Forse, però, non è il caso di darlo così per scontato. In particolare, se consideriamo un regolamento europeo di cui (troppo) poco si parla pur essendo il medesimo già in vigore. Ci riferiamo al cosiddetto DSA (Digital Services Act), entrato a regime il 25 agosto 2023 e applicabile a 19 colossi digitali (tra cui tutti i più noti: Google, Facebook, Youtube, Whatsapp ecc.) nonché esteso al resto della rete dal mese di febbraio. In teoria, questo nuovo “crogiuolo” di regole – redatto nel classico linguaggio involuto, barocco, equivoco delle normative europee – dovrebbe tutelarci da gravi reati (come il terrorismo), contribuire alla lotta all’odio, combattere la discriminazione, ma soprattutto contrastare la cosiddetta “disinformazione”.
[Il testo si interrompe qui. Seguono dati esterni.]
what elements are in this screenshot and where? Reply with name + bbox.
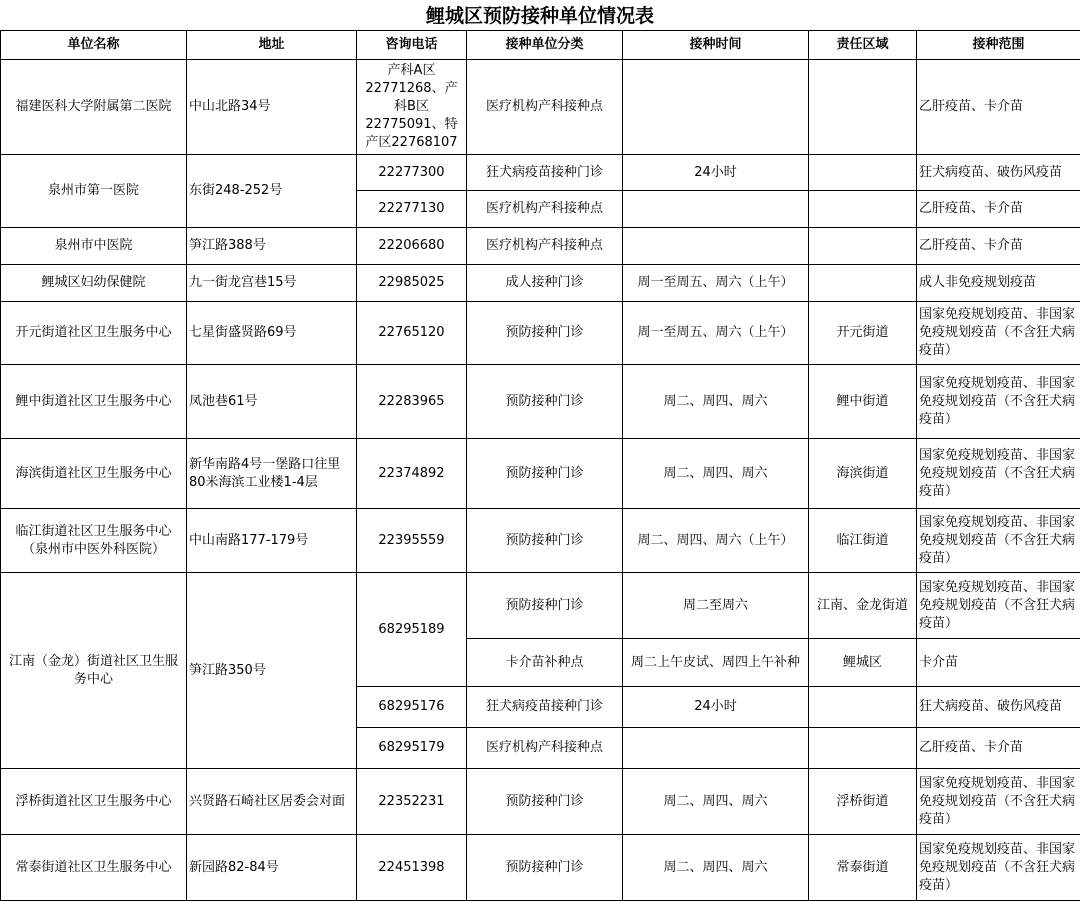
unit-area: 江南、金龙街道 (809, 573, 917, 639)
unit-address: 中山北路34号 (187, 60, 357, 155)
header-address: 地址 (187, 31, 357, 60)
unit-area (809, 228, 917, 265)
unit-address: 新华南路4号一堡路口往里80米海滨工业楼1-4层 (187, 439, 357, 509)
unit-category: 医疗机构产科接种点 (467, 191, 623, 228)
unit-area: 海滨街道 (809, 439, 917, 509)
unit-scope: 乙肝疫苗、卡介苗 (917, 228, 1080, 265)
unit-time (623, 60, 809, 155)
unit-phone: 22352231 (357, 769, 467, 835)
table-row (1, 835, 1080, 901)
unit-category: 预防接种门诊 (467, 573, 623, 639)
unit-area (809, 191, 917, 228)
unit-area (809, 265, 917, 302)
unit-name: 浮桥街道社区卫生服务中心 (1, 769, 187, 835)
unit-scope: 卡介苗 (917, 639, 1080, 687)
header-area: 责任区域 (809, 31, 917, 60)
unit-area: 常泰街道 (809, 835, 917, 901)
unit-scope: 狂犬病疫苗、破伤风疫苗 (917, 687, 1080, 728)
unit-category: 预防接种门诊 (467, 509, 623, 573)
header-phone: 咨询电话 (357, 31, 467, 60)
unit-time: 周二上午皮试、周四上午补种 (623, 639, 809, 687)
unit-scope: 乙肝疫苗、卡介苗 (917, 60, 1080, 155)
unit-time: 周二、周四、周六 (623, 439, 809, 509)
unit-phone: 22374892 (357, 439, 467, 509)
unit-area (809, 687, 917, 728)
unit-phone: 产科A区22771268、产科B区22775091、特产区22768107 (357, 60, 467, 155)
unit-area (809, 155, 917, 191)
unit-name: 鲤城区妇幼保健院 (1, 265, 187, 302)
unit-scope: 乙肝疫苗、卡介苗 (917, 728, 1080, 769)
unit-scope: 国家免疫规划疫苗、非国家免疫规划疫苗（不含狂犬病疫苗） (917, 573, 1080, 639)
unit-scope: 狂犬病疫苗、破伤风疫苗 (917, 155, 1080, 191)
unit-name: 鲤中街道社区卫生服务中心 (1, 365, 187, 439)
table-row (1, 509, 1080, 573)
unit-scope: 国家免疫规划疫苗、非国家免疫规划疫苗（不含狂犬病疫苗） (917, 509, 1080, 573)
unit-phone: 22277130 (357, 191, 467, 228)
unit-category: 成人接种门诊 (467, 265, 623, 302)
unit-phone: 22277300 (357, 155, 467, 191)
unit-scope: 国家免疫规划疫苗、非国家免疫规划疫苗（不含狂犬病疫苗） (917, 835, 1080, 901)
unit-category: 预防接种门诊 (467, 302, 623, 365)
unit-time: 周二、周四、周六（上午） (623, 509, 809, 573)
page-title: 鲤城区预防接种单位情况表 (425, 5, 654, 27)
unit-address: 七星街盛贤路69号 (187, 302, 357, 365)
unit-category: 预防接种门诊 (467, 365, 623, 439)
unit-name: 临江街道社区卫生服务中心（泉州市中医外科医院） (1, 509, 187, 573)
header-category: 接种单位分类 (467, 31, 623, 60)
table-header-row (1, 31, 1080, 60)
unit-address: 东街248-252号 (187, 155, 357, 228)
unit-phone: 22395559 (357, 509, 467, 573)
unit-address: 九一街龙宫巷15号 (187, 265, 357, 302)
unit-scope: 国家免疫规划疫苗、非国家免疫规划疫苗（不含狂犬病疫苗） (917, 439, 1080, 509)
unit-phone: 68295176 (357, 687, 467, 728)
unit-name: 泉州市中医院 (1, 228, 187, 265)
table-row (1, 439, 1080, 509)
unit-phone: 22451398 (357, 835, 467, 901)
unit-category: 预防接种门诊 (467, 769, 623, 835)
unit-category: 医疗机构产科接种点 (467, 228, 623, 265)
unit-scope: 国家免疫规划疫苗、非国家免疫规划疫苗（不含狂犬病疫苗） (917, 769, 1080, 835)
unit-address: 新园路82-84号 (187, 835, 357, 901)
table-row (1, 302, 1080, 365)
unit-name: 常泰街道社区卫生服务中心 (1, 835, 187, 901)
unit-category: 预防接种门诊 (467, 835, 623, 901)
unit-category: 预防接种门诊 (467, 439, 623, 509)
unit-address: 中山南路177-179号 (187, 509, 357, 573)
unit-name: 福建医科大学附属第二医院 (1, 60, 187, 155)
unit-area: 开元街道 (809, 302, 917, 365)
unit-address: 笋江路388号 (187, 228, 357, 265)
unit-time: 周二、周四、周六 (623, 365, 809, 439)
unit-address: 凤池巷61号 (187, 365, 357, 439)
unit-time (623, 191, 809, 228)
header-name: 单位名称 (1, 31, 187, 60)
header-time: 接种时间 (623, 31, 809, 60)
unit-time: 24小时 (623, 155, 809, 191)
unit-time: 周二、周四、周六 (623, 835, 809, 901)
unit-time (623, 228, 809, 265)
unit-name: 江南（金龙）街道社区卫生服务中心 (1, 573, 187, 769)
unit-category: 医疗机构产科接种点 (467, 60, 623, 155)
header-scope: 接种范围 (917, 31, 1080, 60)
unit-area: 浮桥街道 (809, 769, 917, 835)
unit-phone: 68295189 (357, 573, 467, 687)
unit-time (623, 728, 809, 769)
table-row (1, 228, 1080, 265)
unit-time: 周二至周六 (623, 573, 809, 639)
unit-scope: 国家免疫规划疫苗、非国家免疫规划疫苗（不含狂犬病疫苗） (917, 365, 1080, 439)
table-row (1, 155, 1080, 191)
unit-time: 周二、周四、周六 (623, 769, 809, 835)
unit-phone: 22985025 (357, 265, 467, 302)
unit-address: 笋江路350号 (187, 573, 357, 769)
unit-address: 兴贤路石崎社区居委会对面 (187, 769, 357, 835)
unit-area: 鲤城区 (809, 639, 917, 687)
unit-category: 狂犬病疫苗接种门诊 (467, 155, 623, 191)
vaccination-table (0, 30, 1080, 901)
unit-area (809, 60, 917, 155)
unit-category: 卡介苗补种点 (467, 639, 623, 687)
unit-time: 24小时 (623, 687, 809, 728)
unit-time: 周一至周五、周六（上午） (623, 302, 809, 365)
unit-scope: 乙肝疫苗、卡介苗 (917, 191, 1080, 228)
table-row (1, 265, 1080, 302)
table-row (1, 769, 1080, 835)
unit-area: 鲤中街道 (809, 365, 917, 439)
unit-category: 狂犬病疫苗接种门诊 (467, 687, 623, 728)
unit-scope: 成人非免疫规划疫苗 (917, 265, 1080, 302)
unit-category: 医疗机构产科接种点 (467, 728, 623, 769)
table-row (1, 365, 1080, 439)
unit-phone: 22206680 (357, 228, 467, 265)
unit-scope: 国家免疫规划疫苗、非国家免疫规划疫苗（不含狂犬病疫苗） (917, 302, 1080, 365)
unit-area: 临江街道 (809, 509, 917, 573)
unit-phone: 22765120 (357, 302, 467, 365)
unit-name: 海滨街道社区卫生服务中心 (1, 439, 187, 509)
unit-name: 泉州市第一医院 (1, 155, 187, 228)
unit-phone: 22283965 (357, 365, 467, 439)
unit-phone: 68295179 (357, 728, 467, 769)
table-row (1, 573, 1080, 639)
table-row (1, 60, 1080, 155)
unit-time: 周一至周五、周六（上午） (623, 265, 809, 302)
unit-name: 开元街道社区卫生服务中心 (1, 302, 187, 365)
unit-area (809, 728, 917, 769)
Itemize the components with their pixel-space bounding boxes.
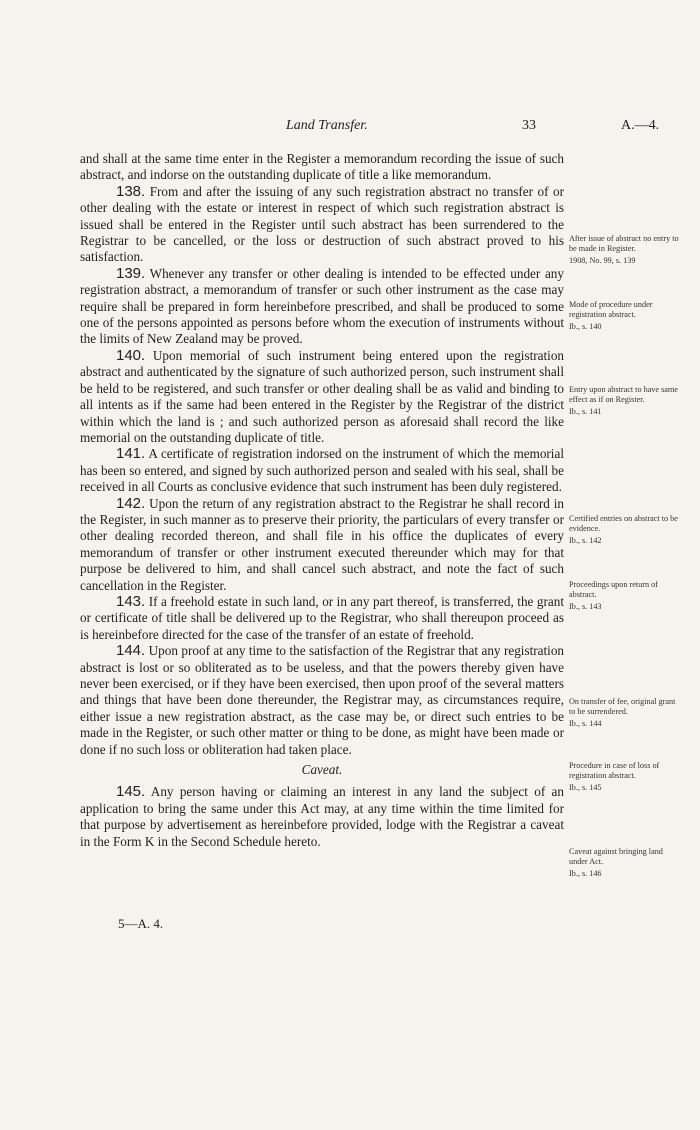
margin-note-ref: Ib., s. 141 — [569, 407, 602, 416]
margin-note-text: Caveat against bringing land under Act. — [569, 847, 663, 866]
margin-note-ref: Ib., s. 144 — [569, 719, 602, 728]
margin-note-text: Entry upon abstract to have same effect as if on Register. — [569, 385, 678, 404]
section-number: 142. — [116, 494, 146, 512]
section-number: 143. — [116, 592, 146, 610]
margin-note-144 — [569, 761, 681, 793]
margin-note-142 — [569, 580, 681, 612]
margin-note-145 — [569, 847, 681, 879]
section-140 — [80, 348, 564, 446]
section-text: Upon memorial of such instrument being entered upon the registration abstract and authenticated by the signature of such authorized person, such instrument shall be held to be registered, and such transfer or other dealing shall be as valid and binding to all intents as if the same had been entered in the Register by the Registrar of the district within which the land is ; and such authorized person as aforesaid shall record the like memorial on the outstanding duplicate of title. — [80, 347, 565, 445]
section-145 — [80, 784, 564, 850]
section-number: 141. — [116, 445, 146, 463]
section-text: Upon proof at any time to the satisfaction of the Registrar that any registration abstract is lost or so obliterated as to be useless, and that the powers thereby given have never been exercised, or if they have been exercised, then upon proof of the several matters and things that have been done thereunder, the Registrar may, as circumstances require, either issue a new registration abstract, as the case may be, or direct such entries to be made in the Register, or such other matter or thing to be done, as might have been made or done if no such loss or obliteration had taken place. — [80, 643, 565, 757]
section-number: 138. — [116, 182, 146, 200]
margin-note-ref: 1908, No. 99, s. 139 — [569, 256, 636, 265]
section-text: Any person having or claiming an interest in any land the subject of an application to bring the same under this Act may, at any time within the time limited for that purpose by advertisement as hereinbefore provided, lodge with the Registrar a caveat in the Form K in the Second Schedule hereto. — [80, 784, 564, 849]
margin-note-ref: Ib., s. 140 — [569, 322, 602, 331]
margin-note-138 — [569, 234, 681, 266]
margin-note-ref: Ib., s. 143 — [569, 602, 602, 611]
margin-note-text: Procedure in case of loss of registration abstract. — [569, 761, 660, 780]
margin-note-text: Certified entries on abstract to be evidence. — [569, 514, 678, 533]
section-144 — [80, 643, 564, 758]
page-header — [80, 118, 680, 140]
section-text: A certificate of registration indorsed on the instrument of which the memorial has been so entered, and signed by such authorized person and sealed with his seal, shall be received in all Courts as conclusive evidence that such instrument has been duly registered. — [80, 446, 564, 495]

Ed eccoci al punto. In un sistema autenticamente democratico il primo (se non addirittura unico) comandamento in materia dovrebbe essere quello di proteggere, agevolare, diffondere l’informazione (come fa la nostra legge fondamentale con il succitato articolo 21), non quello di osteggiare il suo contrario. Ma non è solo questo il punto, sia ben chiaro. Il DSA prevede la possibilità di disporre la rimozione di contenuti ritenuti “fuorvianti” o “inaffidabili” a discrezione di un apposito, e neocostituito, Comitato alle dirette dipendenze della Commissione europea. Il tutto coadiuvato dall’uso di un sistema di algoritmi e con pesanti sanzioni (fino al sei per cento del fatturato) a carico dei provider che non si adeguano.

Una nutrita e logorroica sequenza di “considerando” (articoli prodromici al testo vero e proprio) del DSA ci deve porre sul chi vive rispetto allo stato non solo presente, ma specialmente futuro delle libertà di cui abbiamo parlato in apertura. Stando al “considerando” numero 9, il DSA dovrebbe farci da scudo contro i “rischi per la società che la diffusione della disinformazione o di altri contenuti può generare”. Il considerando numero 12 definisce illegali le “informazioni, indipendentemente dalla loro forma, che ai sensi del diritto applicabile sono di per sé illegali, quali l’illecito incitamento all’odio o i contenuti terroristici illegali e i contenuti discriminatori illegali”.

Trattasi di diciture così generiche e suscettibili di così tante differenti “applicazioni”, da far rizzare i capelli sulla testa per quanto possono facilmente prestarsi a interpretazioni estensive o distorsive, e financo perverse, rispetto alla libertà di parola e di opinione. Il considerando numero 82 così recita: “La terza categoria di rischi riguarda gli effetti negativi reali o prevedibili sui processi democratici, sul dibattito civico e sui processi elettorali, nonché sulla sicurezza pubblica”. Superfluo rimarcare quanto possa essere pericolosa una legge sulla “disinformazione” che ambisce a salvaguardare i “processi democratici”.

Nel considerando numero 83 del DSA si legge: “Tali rischi possono derivare anche da campagne di disinformazione coordinate relative alla salute pubblica”. Ebbene, ci si chieda quante delle prese di posizione critiche, ai tempi del Covid-19 e della campagna vaccinale, si sarebbero salvate dalla tagliola della censura, con una legge siffatta. In caso di crisi, infine (tipo “conflitti armati, atti di terrorismo, catastrofi naturali quali terremoti e uragani, pandemie e altre gravi minacce per la salute pubblica a carattere transfrontaliero”), il considerando 91 e il considerando 108 prevedono la possibilità di “adottare con urgenza determinate misure specifiche”; non è difficile immaginare quali.

In conclusione, alla luce di tutto quanto esposto, il fatto che il DSA sia stato approvato dal Parlamento europeo con 539 favorevoli e solo 54 contrari ci fa sorgere un atroce sospetto: che i primi a non avere alcun interesse per la libertà di espressione e di manifestazione del pensiero siano proprio i cittadini europei e i loro rappresentanti.